Sebagai seseorang yang lahir dan tumbuh sebagai anak dari keluarga yang biasa-biasa saja, pernah merasakan mudahnya meminta apa saja kepada orang tua saat Simbok masih ada, hingga harus mengadu nasib berdua dengan Bapak di kota pada awal masuk sekolah dasar, cukup heran dengan tumbuh kembang generasi berikutnya di desa. Barangkali karena akses informasi menuju desa kini sudah tidak ada tedeng aling-aling, sehingga apapun bisa sampai lebih cepat. Namun pertanyaan selanjutnya perlu dijawab dengan cukup menguras pikiran. Apakah warga desa sudah siap dengan perubahan itu? Apakah mereka sudah mampu mengolah informasi yang sedemikian cepat dan mengolahnya dengan cukup baik?

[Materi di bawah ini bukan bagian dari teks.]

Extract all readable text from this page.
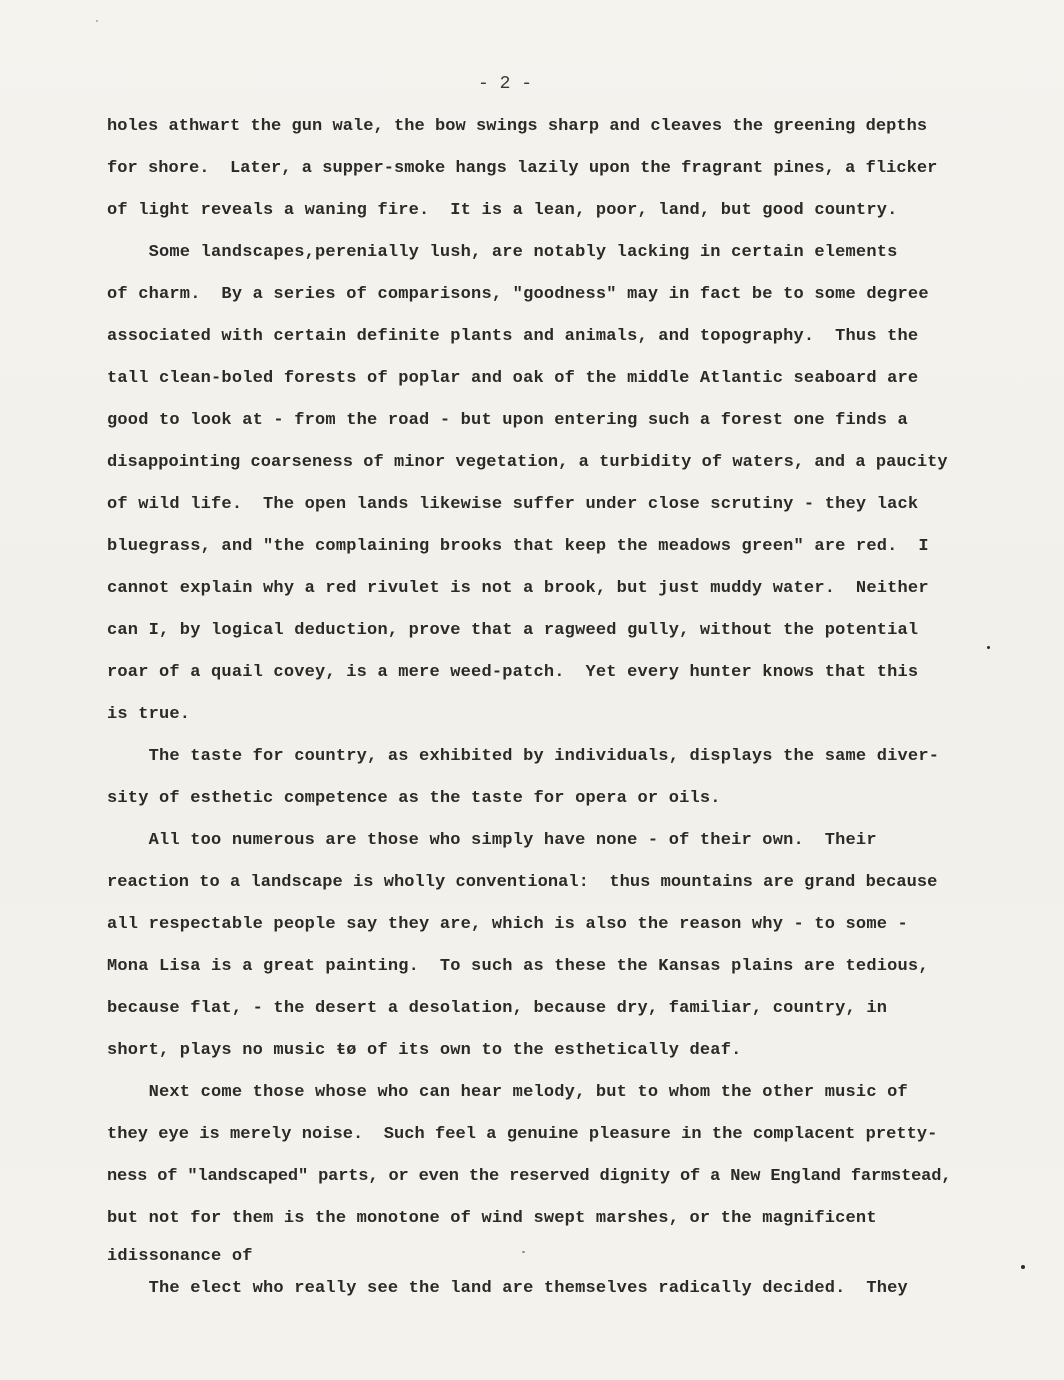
- 2 -
holes athwart the gun wale, the bow swings sharp and cleaves the greening depths
for shore.  Later, a supper-smoke hangs lazily upon the fragrant pines, a flicker
of light reveals a waning fire.  It is a lean, poor, land, but good country.
Some landscapes,perenially lush, are notably lacking in certain elements
of charm.  By a series of comparisons, "goodness" may in fact be to some degree
associated with certain definite plants and animals, and topography.  Thus the
tall clean-boled forests of poplar and oak of the middle Atlantic seaboard are
good to look at - from the road - but upon entering such a forest one finds a
disappointing coarseness of minor vegetation, a turbidity of waters, and a paucity
of wild life.  The open lands likewise suffer under close scrutiny - they lack
bluegrass, and "the complaining brooks that keep the meadows green" are red.  I
cannot explain why a red rivulet is not a brook, but just muddy water.  Neither
can I, by logical deduction, prove that a ragweed gully, without the potential
roar of a quail covey, is a mere weed-patch.  Yet every hunter knows that this
is true.
The taste for country, as exhibited by individuals, displays the same diver-
sity of esthetic competence as the taste for opera or oils.
All too numerous are those who simply have none - of their own.  Their
reaction to a landscape is wholly conventional:  thus mountains are grand because
all respectable people say they are, which is also the reason why - to some -
Mona Lisa is a great painting.  To such as these the Kansas plains are tedious,
because flat, - the desert a desolation, because dry, familiar, country, in
short, plays no music ŧø of its own to the esthetically deaf.
Next come those whose who can hear melody, but to whom the other music of
they eye is merely noise.  Such feel a genuine pleasure in the complacent pretty-
ness of "landscaped" parts, or even the reserved dignity of a New England farmstead,
but not for them is the monotone of wind swept marshes, or the magnificent
idissonance of
The elect who really see the land are themselves radically decided.  They
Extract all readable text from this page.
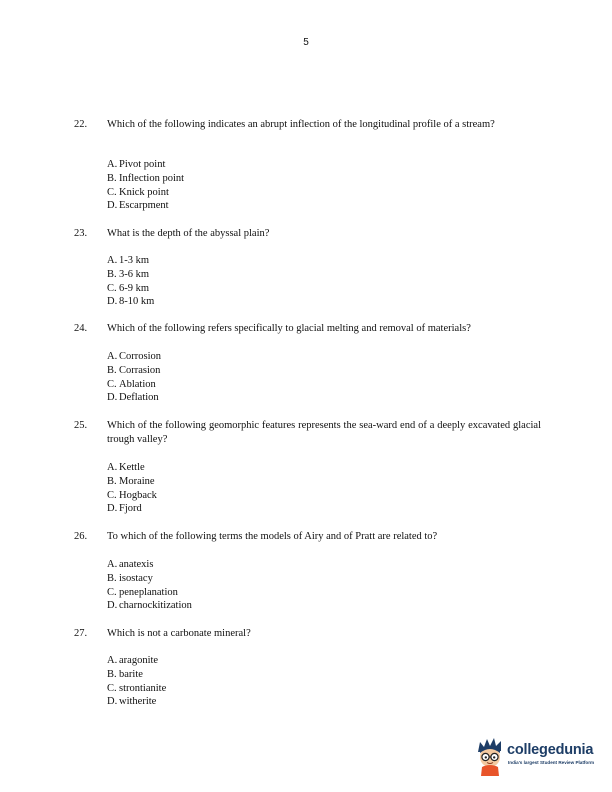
5
22. Which of the following indicates an abrupt inflection of the longitudinal profile of a stream?

A. Pivot point
B. Inflection point
C. Knick point
D. Escarpment
23. What is the depth of the abyssal plain?

A. 1-3 km
B. 3-6 km
C. 6-9 km
D. 8-10 km
24. Which of the following refers specifically to glacial melting and removal of materials?

A. Corrosion
B. Corrasion
C. Ablation
D. Deflation
25. Which of the following geomorphic features represents the sea-ward end of a deeply excavated glacial trough valley?

A. Kettle
B. Moraine
C. Hogback
D. Fjord
26. To which of the following terms the models of Airy and of Pratt are related to?

A. anatexis
B. isostacy
C. peneplanation
D. charnockitization
27. Which is not a carbonate mineral?

A. aragonite
B. barite
C. strontianite
D. witherite
collegedunia
India's largest Student Review Platform
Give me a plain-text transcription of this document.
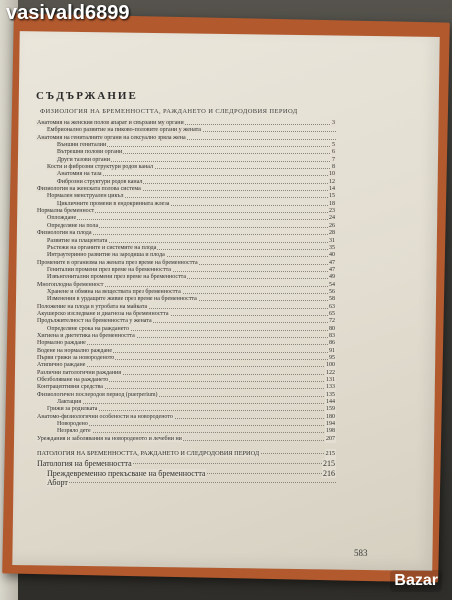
vasivald6899
СЪДЪРЖАНИЕ
ФИЗИОЛОГИЯ НА БРЕМЕННОСТТА, РАЖДАНЕТО И СЛЕДРОДОВИЯ ПЕРИОД
Анатомия на женския полов апарат и свързани му органи	3
Ембрионално развитие на пиково-половите органи у жената
Анатомия на гениталните органи на сексуално зряла жена
Външни гениталии	5
Вътрешни полови органи	6
Други тазови органи	7
Кости и фиброзни структури родов канал	8
Анатомия на таза	10
Фиброзни структури родов канал	12
Физиология на женската полова система	14
Нормален менструален цикъл	15
Цикличните промени в ендокринната жлеза	18
Нормална бременност	23
Оплождане	24
Определяне на пола	26
Физиология на плода	28
Развитие на плацентата	31
Ръстежи на органите и системите на плода	35
Интраутеринно развитие на зародиша и плода	40
Промените в организма на жената през време на бременността	47
Гениталии промени през време на бременността	47
Извънгенитални промени през време на бременността	49
Многоплодна бременност	54
Хранене и обмяна на веществата през бременността	56
Изменения в урдащите живие през време на бременността	58
Положение на плода в утробата на майката	63
Акушерско изследване и диагноза на бременността	65
Продължителност на бременността у жената	72
Определяне срока на раждането	80
Хигиена и диететика на бременността	83
Нормално раждане	86
Водене на нормално раждане	91
Първи грижи за новороденото	95
Атипично раждане	100
Различни патологични раждания	122
Обезболяване на раждането	131
Контрацептивни средства	133
Физиологичен послеродов период (puerperium)	135
Лактация	144
Грижи за родилката	159
Анатомо-физиологични особености на новороденото	180
Новородено	194
Незряло дете	198
Уреждания и заболявания на новороденото и лечебни ни	207
ПАТОЛОГИЯ НА БРЕМЕННОСТТА, РАЖДАНЕТО И СЛЕДРОДОВИЯ ПЕРИОД	215
Патология на бременността	215
Преждевременно прекъсване на бременността	216
Аборт
583
Bazar
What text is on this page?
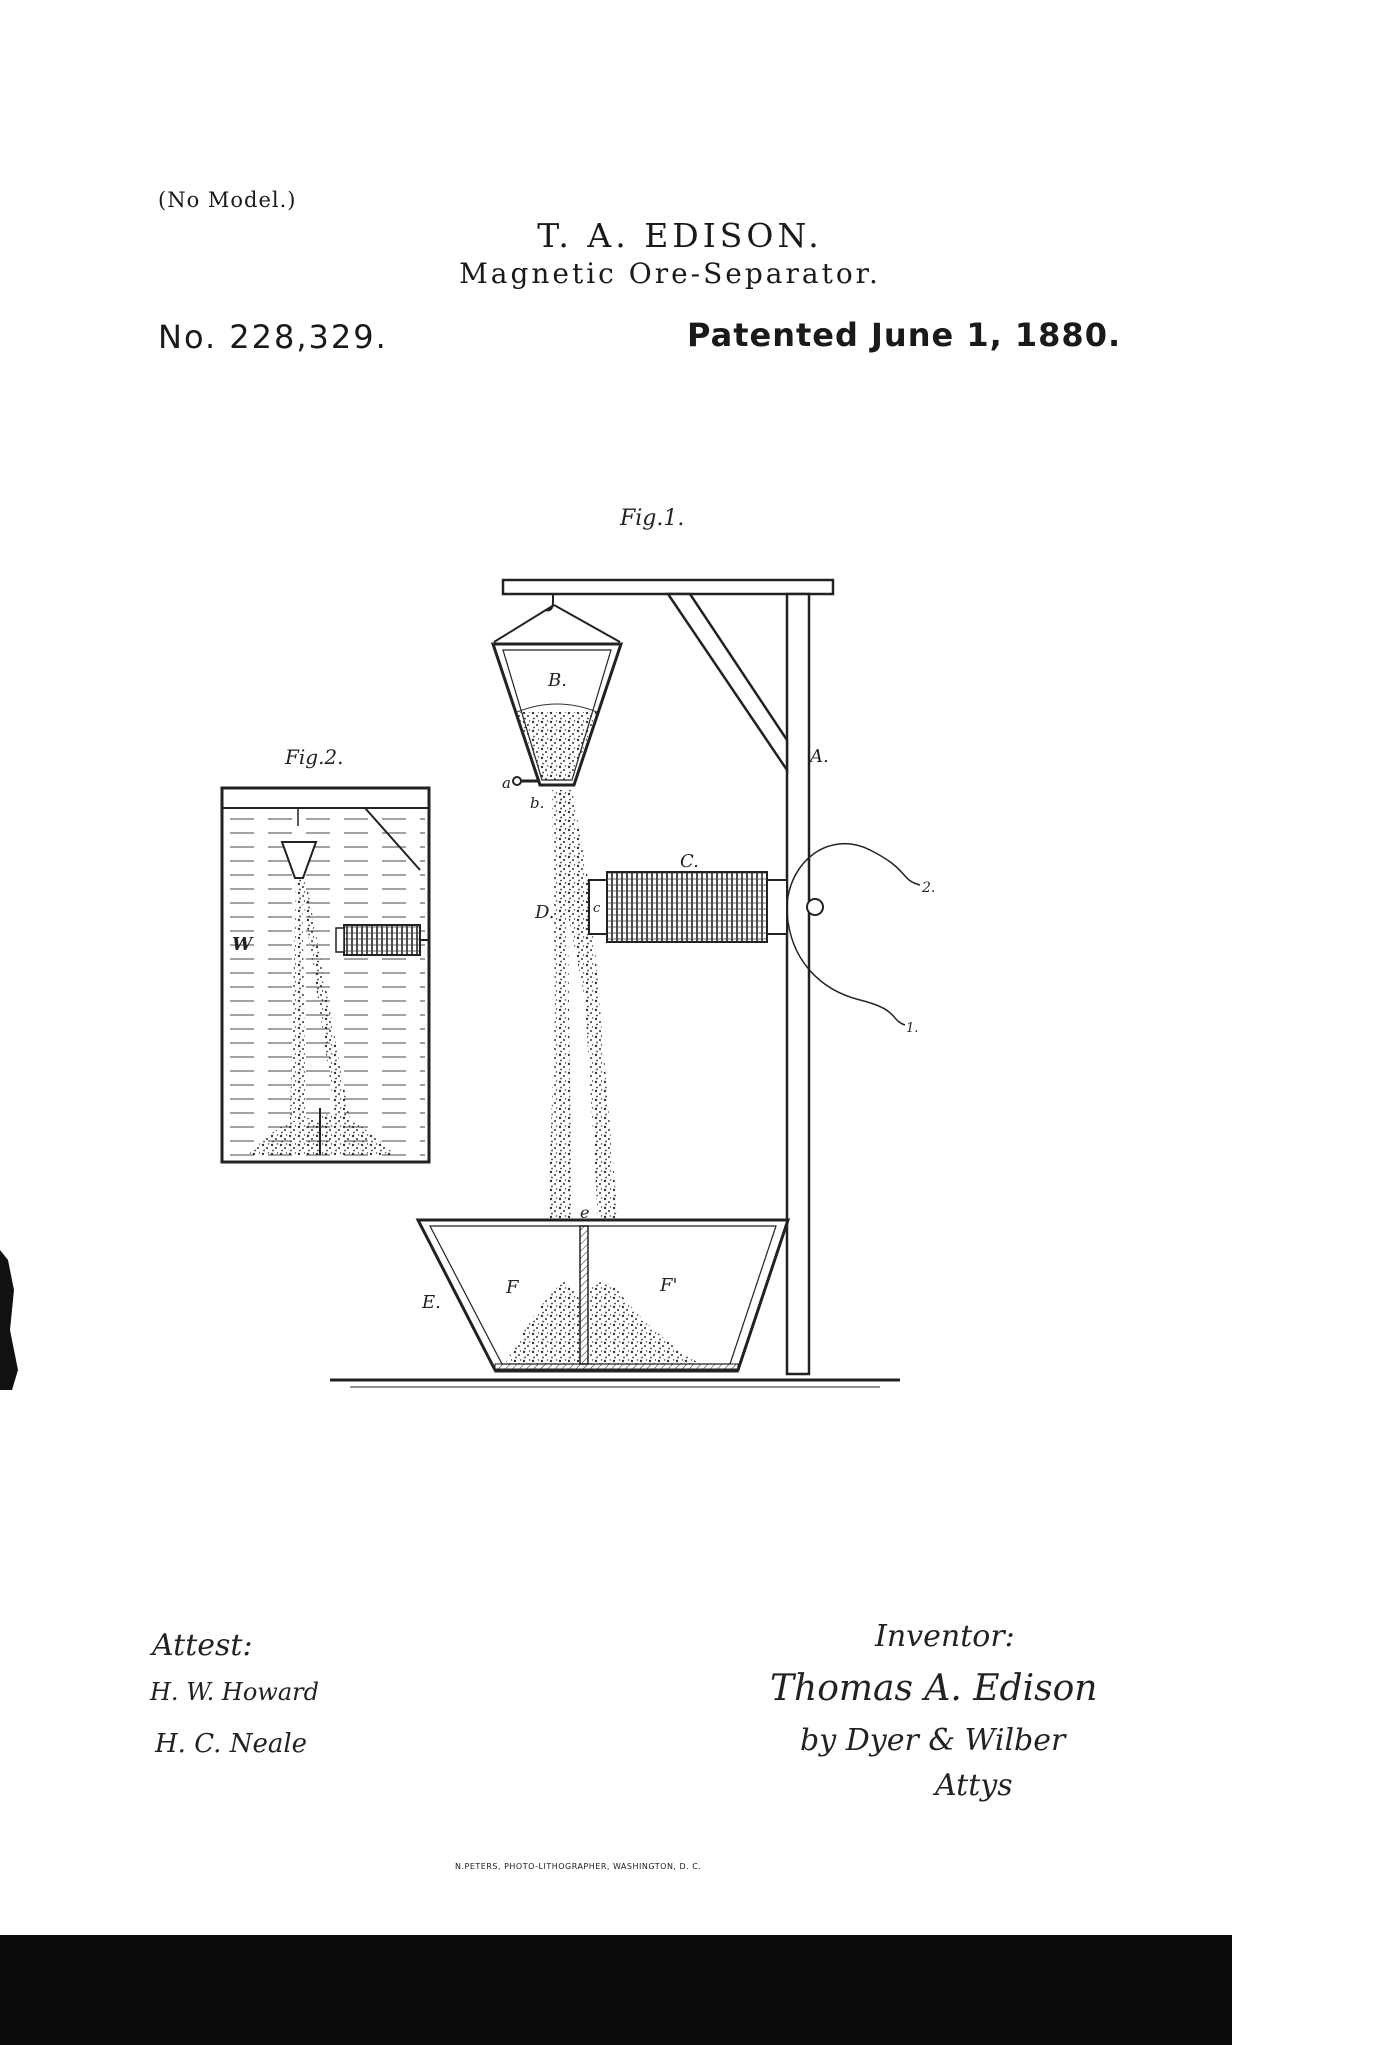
(No Model.)
T. A. EDISON.
Magnetic Ore-Separator.
No. 228,329.	Patented June 1, 1880.
Fig.1.
Fig.2.	A.
B.
C.
c
D.
E.
F	F'
a
b.
e
W
1.
2.
Attest:
H. W. Howard
H. C. Neale
Inventor:
Thomas A. Edison
by Dyer & Wilber
Attys
N.PETERS, PHOTO-LITHOGRAPHER, WASHINGTON, D. C.
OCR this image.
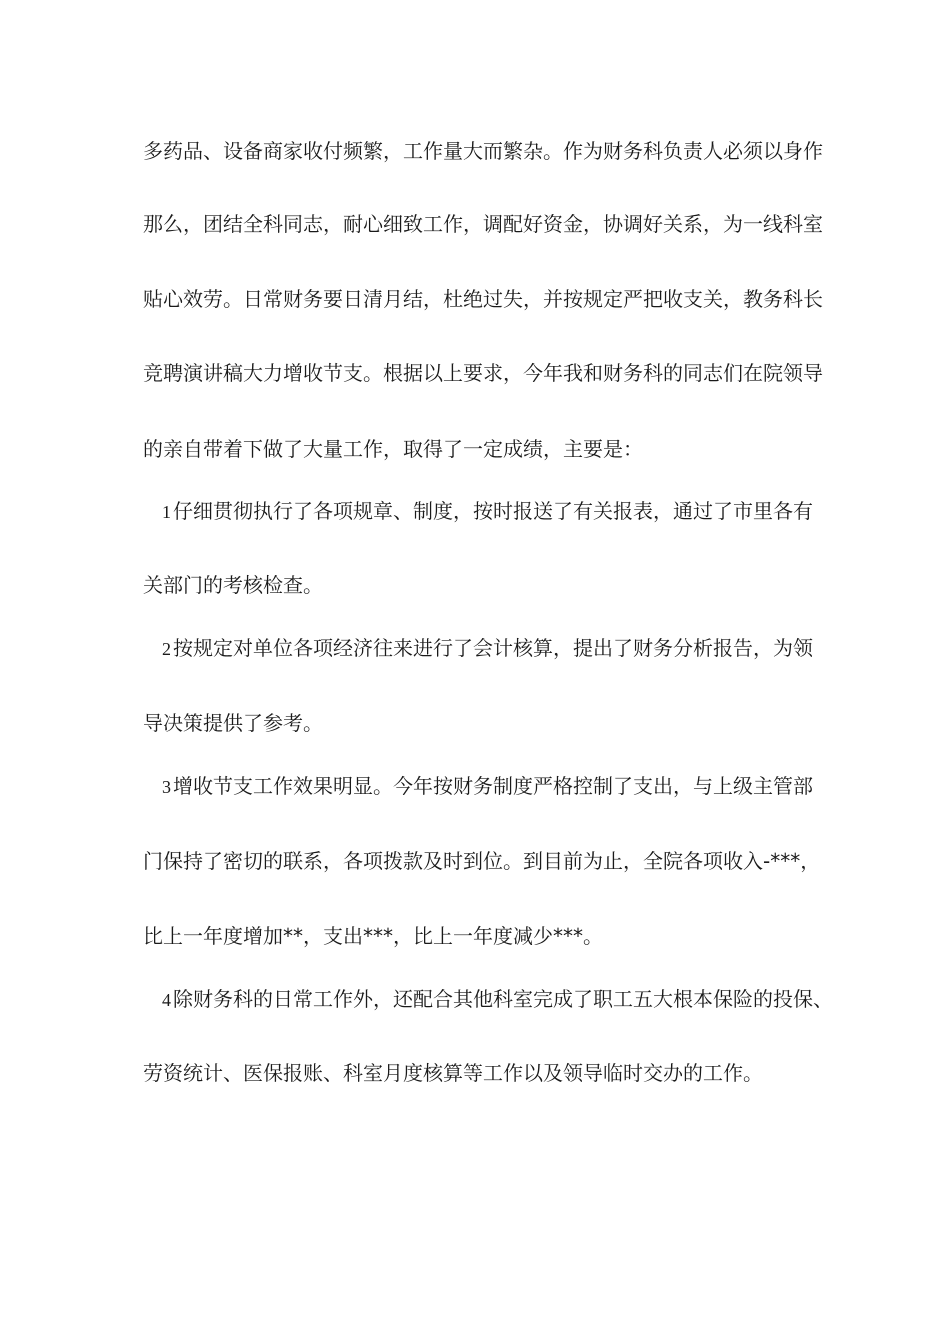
多药品、设备商家收付频繁，工作量大而繁杂。作为财务科负责人必须以身作
那么，团结全科同志，耐心细致工作，调配好资金，协调好关系，为一线科室
贴心效劳。日常财务要日清月结，杜绝过失，并按规定严把收支关，教务科长
竞聘演讲稿大力增收节支。根据以上要求，今年我和财务科的同志们在院领导
的亲自带着下做了大量工作，取得了一定成绩，主要是：
1 仔细贯彻执行了各项规章、制度，按时报送了有关报表，通过了市里各有
关部门的考核检查。
2 按规定对单位各项经济往来进行了会计核算，提出了财务分析报告，为领
导决策提供了参考。
3 增收节支工作效果明显。今年按财务制度严格控制了支出，与上级主管部
门保持了密切的联系，各项拨款及时到位。到目前为止，全院各项收入-***，
比上一年度增加**，支出***，比上一年度减少***。
4 除财务科的日常工作外，还配合其他科室完成了职工五大根本保险的投保、
劳资统计、医保报账、科室月度核算等工作以及领导临时交办的工作。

Menurutku, tidak, atau lebih tepatnya belum. Akses pendidikan dan kemampuan dasar guru menjelaskan memiliki andil yang cukup besar untuk ini. Bagi masyarakat desa, pendidikan hanya seperti ibadah bagi kita saat ini, sebatas gugur kewajiban. Pada generasi ibu dan bapakku, lulus sekolah dasar saja sudah suatu prestasi. Satu generasi sebelum aku lahir, menjejakkan kaki di sekolah menengah pertama adalah sebuah kemewahan. Di genarasiku, sekolah sampai SMEA/SMK saja cukup layak dikatakan gila bangku sekolah.

Aku menjadi generasi pertama di keluarga besarku yang berhasil menyelesaikan pendidikan hingga sarjana, dan kemudian adikku adalah yang kedua. Aku punya Mas Sepupu yang seumuran dengan adik ibu yang paling bungsu, satunya menyelesaikan SMK satu lagi memilih putus ditengah jalan. Ibu dan bapak sendiri hanya lulus sekolah dasar, itupun hanya ibu yang masih menyimpan ijazahnya. Akte dan ijazah milik bapak, entah ada di mana.

Lalu saat keluargaku memutuskan untuk sepenuhnya keluar dari lingkup desa demi mencari kesejaterahan hidup, pendidikan yang lebih layak dan akses terhadap apapun yang lebih baik, kami seolah tercerabut dari akar rumput. Obrolan kami dengan orang-orang tersebut cukup jauh berbeda, kemampuan berpikir, bernalar bahkan berbicara sangat jauh berbeda.

Bagi kami yang sudah terbiasa dengan struktur tata cara sebuah pemerintahan yang lebih baik, tentu kami tau runutan sebuah pemerintahan, dari yang terkecil hingga yang terbesar. Sementara di desa, kami mengabaikan RT, RW, bahkan seorang Carik (Sekdes) bisa lebih populer dan dihormati daripada Polo atau Kades. Lurah adalah jabatan seumur hidup yang dipilih secara paksa dan yang tertunjuk harus menerimanya dengan sukarela.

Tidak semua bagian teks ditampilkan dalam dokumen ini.